Encouraged by the results, the company revealed plans to actively move the vaccine candidate to phase III trials overseas. It said it has secured cooperative intent from companies and institutes in many countries.

Meanwhile, Sinovac has made public its plan to conduct phase III trials in Brazil in collaboration with the Instituto Butantan for its inactivated vaccine candidate.

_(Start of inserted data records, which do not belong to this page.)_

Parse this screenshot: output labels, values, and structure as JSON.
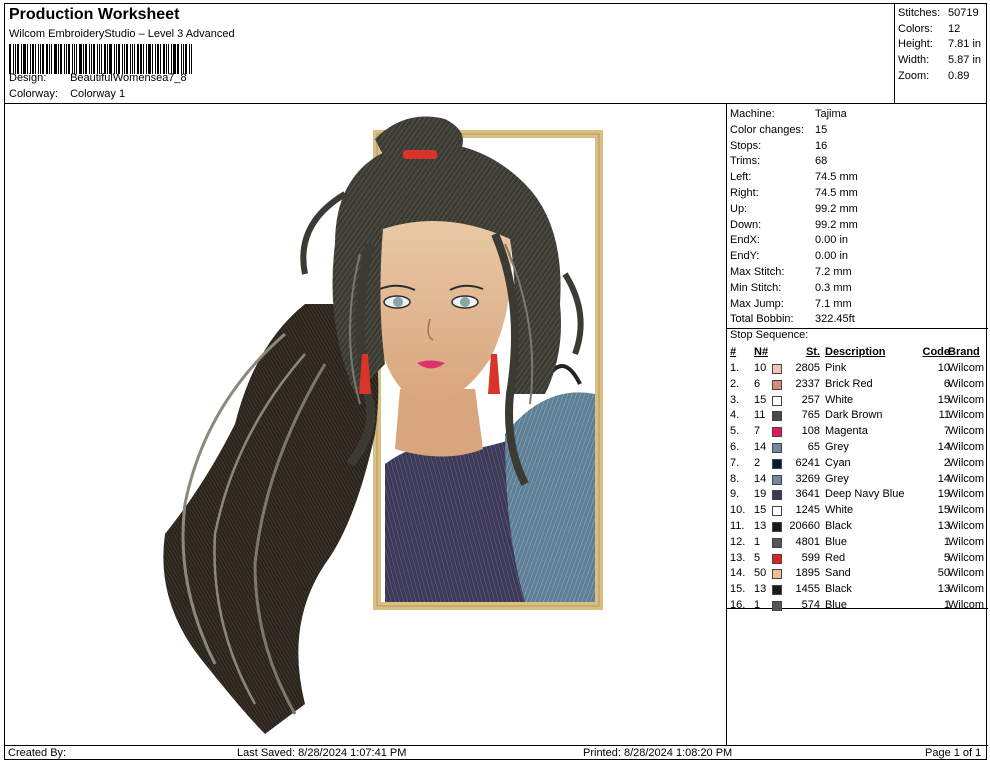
{
  "header": {
    "title": "Production Worksheet",
    "software": "Wilcom EmbroideryStudio – Level 3 Advanced",
    "design_label": "Design:",
    "design_value": "BeautifulWomensea7_8",
    "colorway_label": "Colorway:",
    "colorway_value": "Colorway 1"
  },
  "summary": [
    {
      "k": "Stitches:",
      "v": "50719"
    },
    {
      "k": "Colors:",
      "v": "12"
    },
    {
      "k": "Height:",
      "v": "7.81 in"
    },
    {
      "k": "Width:",
      "v": "5.87 in"
    },
    {
      "k": "Zoom:",
      "v": "0.89"
    }
  ],
  "machine_info": [
    {
      "k": "Machine:",
      "v": "Tajima"
    },
    {
      "k": "Color changes:",
      "v": "15"
    },
    {
      "k": "Stops:",
      "v": "16"
    },
    {
      "k": "Trims:",
      "v": "68"
    },
    {
      "k": "Left:",
      "v": "74.5 mm"
    },
    {
      "k": "Right:",
      "v": "74.5 mm"
    },
    {
      "k": "Up:",
      "v": "99.2 mm"
    },
    {
      "k": "Down:",
      "v": "99.2 mm"
    },
    {
      "k": "EndX:",
      "v": "0.00 in"
    },
    {
      "k": "EndY:",
      "v": "0.00 in"
    },
    {
      "k": "Max Stitch:",
      "v": "7.2 mm"
    },
    {
      "k": "Min Stitch:",
      "v": "0.3 mm"
    },
    {
      "k": "Max Jump:",
      "v": "7.1 mm"
    },
    {
      "k": "Total Bobbin:",
      "v": "322.45ft"
    }
  ],
  "stop_sequence": {
    "title": "Stop Sequence:",
    "headers": {
      "num": "#",
      "n": "N#",
      "st": "St.",
      "desc": "Description",
      "code": "Code",
      "brand": "Brand"
    },
    "rows": [
      {
        "num": "1.",
        "n": "10",
        "color": "#f2c4b4",
        "st": "2805",
        "desc": "Pink",
        "code": "10",
        "brand": "Wilcom"
      },
      {
        "num": "2.",
        "n": "6",
        "color": "#d98b73",
        "st": "2337",
        "desc": "Brick Red",
        "code": "6",
        "brand": "Wilcom"
      },
      {
        "num": "3.",
        "n": "15",
        "color": "#ffffff",
        "st": "257",
        "desc": "White",
        "code": "15",
        "brand": "Wilcom"
      },
      {
        "num": "4.",
        "n": "11",
        "color": "#4a4a4a",
        "st": "765",
        "desc": "Dark Brown",
        "code": "11",
        "brand": "Wilcom"
      },
      {
        "num": "5.",
        "n": "7",
        "color": "#e8175d",
        "st": "108",
        "desc": "Magenta",
        "code": "7",
        "brand": "Wilcom"
      },
      {
        "num": "6.",
        "n": "14",
        "color": "#6f87a8",
        "st": "65",
        "desc": "Grey",
        "code": "14",
        "brand": "Wilcom"
      },
      {
        "num": "7.",
        "n": "2",
        "color": "#0a1830",
        "st": "6241",
        "desc": "Cyan",
        "code": "2",
        "brand": "Wilcom"
      },
      {
        "num": "8.",
        "n": "14",
        "color": "#6f87a8",
        "st": "3269",
        "desc": "Grey",
        "code": "14",
        "brand": "Wilcom"
      },
      {
        "num": "9.",
        "n": "19",
        "color": "#3a3a5c",
        "st": "3641",
        "desc": "Deep Navy Blue",
        "code": "19",
        "brand": "Wilcom"
      },
      {
        "num": "10.",
        "n": "15",
        "color": "#ffffff",
        "st": "1245",
        "desc": "White",
        "code": "15",
        "brand": "Wilcom"
      },
      {
        "num": "11.",
        "n": "13",
        "color": "#1a1a1a",
        "st": "20660",
        "desc": "Black",
        "code": "13",
        "brand": "Wilcom"
      },
      {
        "num": "12.",
        "n": "1",
        "color": "#555555",
        "st": "4801",
        "desc": "Blue",
        "code": "1",
        "brand": "Wilcom"
      },
      {
        "num": "13.",
        "n": "5",
        "color": "#e02020",
        "st": "599",
        "desc": "Red",
        "code": "5",
        "brand": "Wilcom"
      },
      {
        "num": "14.",
        "n": "50",
        "color": "#f0c090",
        "st": "1895",
        "desc": "Sand",
        "code": "50",
        "brand": "Wilcom"
      },
      {
        "num": "15.",
        "n": "13",
        "color": "#1a1a1a",
        "st": "1455",
        "desc": "Black",
        "code": "13",
        "brand": "Wilcom"
      },
      {
        "num": "16.",
        "n": "1",
        "color": "#555555",
        "st": "574",
        "desc": "Blue",
        "code": "1",
        "brand": "Wilcom"
      }
    ]
  },
  "footer": {
    "created_by": "Created By:",
    "last_saved": "Last Saved: 8/28/2024 1:07:41 PM",
    "printed": "Printed: 8/28/2024 1:08:20 PM",
    "page": "Page 1 of 1"
  }
}
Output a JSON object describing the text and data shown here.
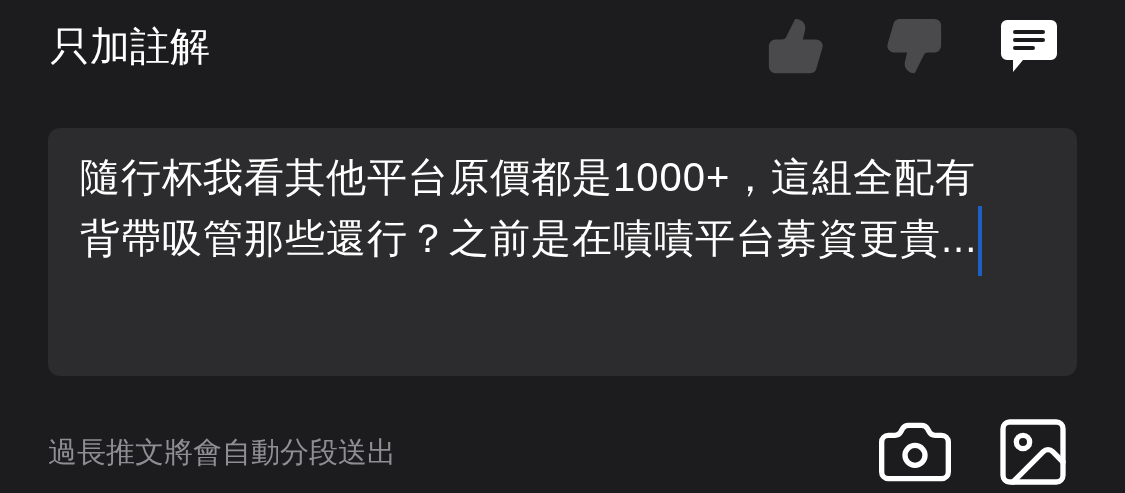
{
  "title": "只加註解",
  "modes": [
    {
      "kind": "like",
      "selected": false
    },
    {
      "kind": "dislike",
      "selected": false
    },
    {
      "kind": "comment",
      "selected": true
    }
  ],
  "comment_field": {
    "value": "隨行杯我看其他平台原價都是1000+，這組全配有背帶吸管那些還行？之前是在嘖嘖平台募資更貴..."
  },
  "hint": "過長推文將會自動分段送出"
}
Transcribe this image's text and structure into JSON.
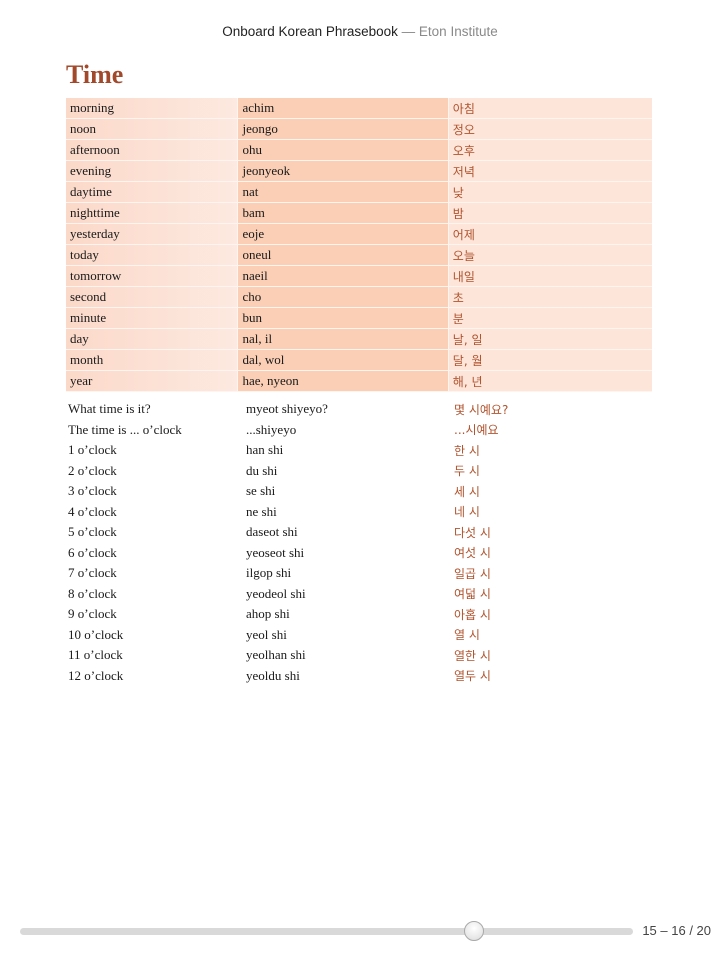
{
  "header": {
    "book_title": "Onboard Korean Phrasebook",
    "separator": "— ",
    "publisher": "Eton Institute"
  },
  "section_title": "Time",
  "vocab_table": [
    {
      "english": "morning",
      "romanization": "achim",
      "korean": "아침"
    },
    {
      "english": "noon",
      "romanization": "jeongo",
      "korean": "정오"
    },
    {
      "english": "afternoon",
      "romanization": "ohu",
      "korean": "오후"
    },
    {
      "english": "evening",
      "romanization": "jeonyeok",
      "korean": "저녁"
    },
    {
      "english": "daytime",
      "romanization": "nat",
      "korean": "낮"
    },
    {
      "english": "nighttime",
      "romanization": "bam",
      "korean": "밤"
    },
    {
      "english": "yesterday",
      "romanization": "eoje",
      "korean": "어제"
    },
    {
      "english": "today",
      "romanization": "oneul",
      "korean": "오늘"
    },
    {
      "english": "tomorrow",
      "romanization": "naeil",
      "korean": "내일"
    },
    {
      "english": "second",
      "romanization": "cho",
      "korean": "초"
    },
    {
      "english": "minute",
      "romanization": "bun",
      "korean": "분"
    },
    {
      "english": "day",
      "romanization": "nal, il",
      "korean": "날, 일"
    },
    {
      "english": "month",
      "romanization": "dal, wol",
      "korean": "달, 월"
    },
    {
      "english": "year",
      "romanization": "hae, nyeon",
      "korean": "해, 년"
    }
  ],
  "phrase_table": [
    {
      "english": "What time is it?",
      "romanization": "myeot shiyeyo?",
      "korean": "몇 시예요?"
    },
    {
      "english": "The time is ... o’clock",
      "romanization": "...shiyeyo",
      "korean": "...시예요"
    },
    {
      "english": "1 o’clock",
      "romanization": "han shi",
      "korean": "한 시"
    },
    {
      "english": "2 o’clock",
      "romanization": "du shi",
      "korean": "두 시"
    },
    {
      "english": "3 o’clock",
      "romanization": "se shi",
      "korean": "세 시"
    },
    {
      "english": "4 o’clock",
      "romanization": "ne shi",
      "korean": "네 시"
    },
    {
      "english": "5 o’clock",
      "romanization": "daseot shi",
      "korean": "다섯 시"
    },
    {
      "english": "6 o’clock",
      "romanization": "yeoseot shi",
      "korean": "여섯 시"
    },
    {
      "english": "7 o’clock",
      "romanization": "ilgop shi",
      "korean": "일곱 시"
    },
    {
      "english": "8 o’clock",
      "romanization": "yeodeol shi",
      "korean": "여덟 시"
    },
    {
      "english": "9 o’clock",
      "romanization": "ahop shi",
      "korean": "아홉 시"
    },
    {
      "english": "10 o’clock",
      "romanization": "yeol shi",
      "korean": "열 시"
    },
    {
      "english": "11 o’clock",
      "romanization": "yeolhan shi",
      "korean": "열한 시"
    },
    {
      "english": "12 o’clock",
      "romanization": "yeoldu shi",
      "korean": "열두 시"
    }
  ],
  "footer": {
    "page_indicator": "15 – 16 / 20",
    "slider_position_fraction": 0.74
  },
  "colors": {
    "accent": "#a2492b",
    "korean_text": "#b0532d",
    "row_bg_light": "#fde5da",
    "row_bg_mid": "#fbcfb5"
  }
}
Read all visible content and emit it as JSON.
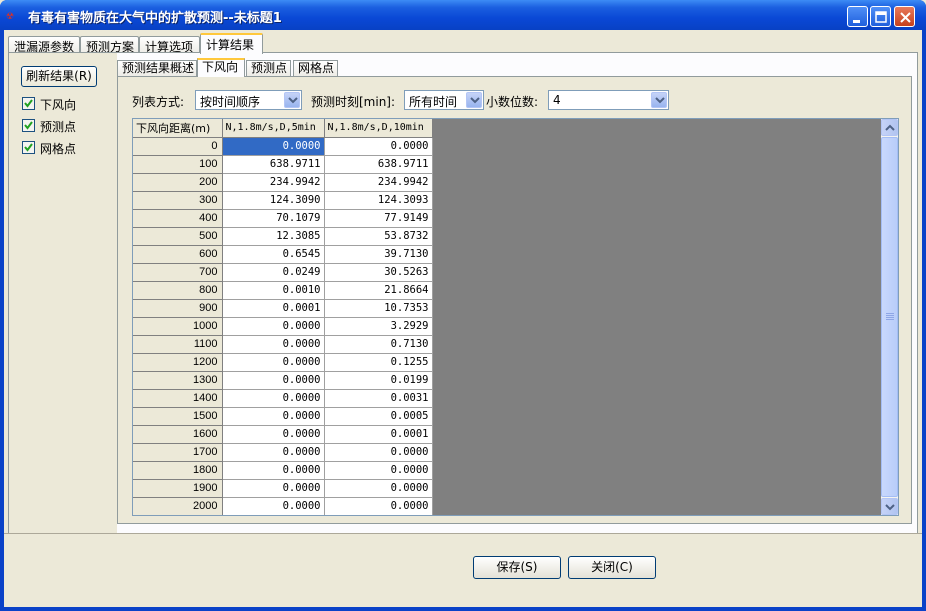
{
  "window": {
    "title": "有毒有害物质在大气中的扩散预测--未标题1",
    "icon": "app-icon",
    "controls": [
      "minimize-icon",
      "maximize-icon",
      "close-icon"
    ]
  },
  "main_tabs": [
    {
      "label": "泄漏源参数"
    },
    {
      "label": "预测方案"
    },
    {
      "label": "计算选项"
    },
    {
      "label": "计算结果",
      "active": true
    }
  ],
  "left_panel": {
    "refresh_label": "刷新结果(R)",
    "checks": [
      {
        "label": "下风向",
        "checked": true
      },
      {
        "label": "预测点",
        "checked": true
      },
      {
        "label": "网格点",
        "checked": true
      }
    ]
  },
  "result_tabs": [
    {
      "label": "预测结果概述"
    },
    {
      "label": "下风向",
      "active": true
    },
    {
      "label": "预测点"
    },
    {
      "label": "网格点"
    }
  ],
  "options": {
    "list_mode_label": "列表方式:",
    "list_mode_value": "按时间顺序",
    "time_label": "预测时刻[min]:",
    "time_value": "所有时间",
    "decimals_label": "小数位数:",
    "decimals_value": "4"
  },
  "table": {
    "headers": [
      "下风向距离(m)",
      "N,1.8m/s,D,5min",
      "N,1.8m/s,D,10min"
    ],
    "rows": [
      [
        "0",
        "0.0000",
        "0.0000"
      ],
      [
        "100",
        "638.9711",
        "638.9711"
      ],
      [
        "200",
        "234.9942",
        "234.9942"
      ],
      [
        "300",
        "124.3090",
        "124.3093"
      ],
      [
        "400",
        "70.1079",
        "77.9149"
      ],
      [
        "500",
        "12.3085",
        "53.8732"
      ],
      [
        "600",
        "0.6545",
        "39.7130"
      ],
      [
        "700",
        "0.0249",
        "30.5263"
      ],
      [
        "800",
        "0.0010",
        "21.8664"
      ],
      [
        "900",
        "0.0001",
        "10.7353"
      ],
      [
        "1000",
        "0.0000",
        "3.2929"
      ],
      [
        "1100",
        "0.0000",
        "0.7130"
      ],
      [
        "1200",
        "0.0000",
        "0.1255"
      ],
      [
        "1300",
        "0.0000",
        "0.0199"
      ],
      [
        "1400",
        "0.0000",
        "0.0031"
      ],
      [
        "1500",
        "0.0000",
        "0.0005"
      ],
      [
        "1600",
        "0.0000",
        "0.0001"
      ],
      [
        "1700",
        "0.0000",
        "0.0000"
      ],
      [
        "1800",
        "0.0000",
        "0.0000"
      ],
      [
        "1900",
        "0.0000",
        "0.0000"
      ],
      [
        "2000",
        "0.0000",
        "0.0000"
      ]
    ],
    "selected_cell": [
      0,
      1
    ]
  },
  "buttons": {
    "save_label": "保存(S)",
    "close_label": "关闭(C)"
  },
  "colors": {
    "titlebar": "#0a48d6",
    "selection": "#316ac5",
    "tab_highlight": "#ffc83c"
  }
}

CNBG has a second vaccine in human trials. Its subsidiary, the Beijing Institute of Biological Products, is also developing an inactivated COVID-19 vaccine candidate known as BBIBP-CorV together with the National Institute for Viral Disease Control and Prevention. It is undergoing phase II trials following trial approval on April 27.

“BBIBP-CorV induces high levels of neutralizing antibodies titers in animal models,” researchers said in Cell on June 6. “Two-dose immunization with 2 μg/dose BBIBP-CorV efficiently protects rhesus macaques … These results support the further evaluation of BBIBP-CorV in a clinical trial.”

Speaking to the state media, Sinopharm’s chairman, Liu Jingzhen, said more than 2,000 people have received its two vaccine candidates, and they are expected to enter the market in late 2020 or first part of 2021 at the earliest.

More vaccines to enter trials

The company also said its manufacturing facilities are ready to produce adequate COVID-19 vaccines to meet the urgent unmet need. It currently has a production unit that can pump out 100 million to 120 million vaccines per year, and another facility in Wuhan is expected to be completed in the next few weeks. Both facilities together can produce 200 million vaccines annually.

“Several Chinese companies have made impressive progress not only in early discovery but also clinical development,” David Shao, CEO of Beijing-based vaccine developer Yisheng Biopharma Co. Ltd., told BioWorld. “These achievements by Chinese biotech companies could benefit the Chinese population as well as people outside of China.”

Five vaccine candidates are in clinical trials in China. One is a viral vector-based vaccine developed by Cansino, which was the first to enter clinical trials in China. The rest are inactivated vaccines, with two developed by CNBG, one by Sinovac and one by the Institute of Medical Biology Chinese Academy of Medical Sciences.

The Chinese health authority said it expects to see more vaccine candidates entering human trials starting in June. China's CDC director, Gao Fu, even said that a vaccine candidate would hopefully be available for emergency use in September.

To date, more than 10 Chinese companies are known to be developing a COVID-19 vaccine. They include Sinovac Biotech Ltd., Cansino Biologics Inc., Clover Biopharmaceuticals, Stemirna Therapeutics Co. Ltd., Beijing Advaccine Biotechnology, Chongqing Zhifei Biological Products Co. Ltd., Walvax Biotechnology Co., Ltd., Suzhou Abogen Biosciences Co. Ltd., Xiamen Innovax Biotech, Hualan Biological Engineering Inc., Zhejiang Pukang Biotechnology Co., Ltd., Changchun Bcht Biotechnology Co., Wuhan Bravovax Co. Ltd. and Yisheng.